非专利文献1：Sinikka Parkkinen et al.,Journal of Medical Virology20:279-288(1986)

发明内容

发明要解决的课题

夹心杂交法一般在事先使用PCR法等核酸扩增技术将样本扩增之后进行检测。通过扩增目标核酸而检测灵敏度被增强，但另一方面，由于混入的杂质DNA也被扩增，因而不仅产生假阳性的担心，而且在同时检测多种基因时，需要相应于基因数的引物组，其品质管理需要大量的劳力。

另一方面，也研究了多种不通过PCR法扩增目标核酸而进行检测的方法。下工夫研究了使目标核酸与捕捉探针杂交后，以标记体或者标签序列为基础，收入大量的发光体、或者荧光体等的增感技术，但是需要特殊的酶和/或复杂的反应、或特殊的支持体(平面光波导等)和/或特殊的发光体(提供能够通过瞬时性激发发光来检测的信号的标识(专利文献4)。

本发明的目的是，提供即使在不使用核酸扩增和/或增感技术而通过夹心杂交来检测目标核酸的情况下，也能够高灵敏度地检测目标核酸的核酸的检测方法。

用于解决课题的方法

本申请发明者们进行了深入研究，结果发现，在夹心杂交中，通过使与目标核酸的不同区域分别杂交的多种检测探针同时杂交，即使不使用核酸扩增和/或增感技术也可以高灵敏度地检测目标核酸，从而完成了本发明。

即，本发明提供以下(1)～(11)。

(1)目标核酸的检测方法，包括：

使目标核酸或其片段化处理物、多种检测探针以及固定于支持体的捕捉探针依次或同时接触，使所述捕捉探针与所述目标核酸或其片段化处理物杂交，并且使所述目标核酸或其片段化处理物与所述多种检测探针杂交，由此介由所述捕捉探针和所述目标核酸或其片段化处理物而使所述多种检测探针结合于所述支持体的工序；和

检测结合于支持体的所述多种检测探针的工序。

(2)根据(1)所述的方法，所述使目标核酸或其片段化处理物、多种检测探针以及固定于支持体的捕捉探针依次或同时接触的工序如下依次进行：使所述目标核酸或其片段化处理物与多种检测探针杂交，接着使与所述多种检测探针杂交了的所述目标核酸或其片段化处理物与所述捕捉探针杂交。

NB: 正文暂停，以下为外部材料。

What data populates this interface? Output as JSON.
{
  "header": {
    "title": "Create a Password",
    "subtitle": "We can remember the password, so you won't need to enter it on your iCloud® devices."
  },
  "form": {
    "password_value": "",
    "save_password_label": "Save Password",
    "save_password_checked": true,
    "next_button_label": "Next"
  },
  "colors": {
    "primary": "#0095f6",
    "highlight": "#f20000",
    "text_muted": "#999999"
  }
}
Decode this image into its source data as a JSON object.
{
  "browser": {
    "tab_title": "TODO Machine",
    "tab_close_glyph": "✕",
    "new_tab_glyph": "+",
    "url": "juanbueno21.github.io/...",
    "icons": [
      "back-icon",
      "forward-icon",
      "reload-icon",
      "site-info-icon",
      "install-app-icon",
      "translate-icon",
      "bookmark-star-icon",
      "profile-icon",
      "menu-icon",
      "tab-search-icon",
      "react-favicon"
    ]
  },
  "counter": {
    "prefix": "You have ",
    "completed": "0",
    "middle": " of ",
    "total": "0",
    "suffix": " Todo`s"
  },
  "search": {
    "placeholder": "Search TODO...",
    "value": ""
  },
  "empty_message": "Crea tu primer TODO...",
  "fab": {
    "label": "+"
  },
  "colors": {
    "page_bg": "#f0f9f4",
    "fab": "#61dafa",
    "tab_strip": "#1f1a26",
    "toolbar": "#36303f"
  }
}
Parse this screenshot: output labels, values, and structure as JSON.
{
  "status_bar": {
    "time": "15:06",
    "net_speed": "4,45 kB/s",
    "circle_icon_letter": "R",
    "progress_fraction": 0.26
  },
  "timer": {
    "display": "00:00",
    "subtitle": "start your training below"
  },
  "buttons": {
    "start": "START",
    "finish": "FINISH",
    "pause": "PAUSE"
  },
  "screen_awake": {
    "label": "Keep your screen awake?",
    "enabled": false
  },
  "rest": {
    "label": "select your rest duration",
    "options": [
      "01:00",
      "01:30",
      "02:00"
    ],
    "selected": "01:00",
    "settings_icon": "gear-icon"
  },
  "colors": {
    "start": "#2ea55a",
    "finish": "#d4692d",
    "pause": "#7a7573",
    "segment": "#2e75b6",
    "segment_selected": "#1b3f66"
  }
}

(3)根据(1)或(2)所述的方法，与所述捕捉探针杂交的所述目标核酸或其片段化处理物的核酸长度的众数在100个碱基～1500个碱基的范围。

(4)根据(1)～(3)的任一项所述的方法，在与所述捕捉探针杂交的所述目标核酸或其片段化处理物中离捕捉探针结合位置的距离为1500个碱基的范围内，使多种检测探针杂交。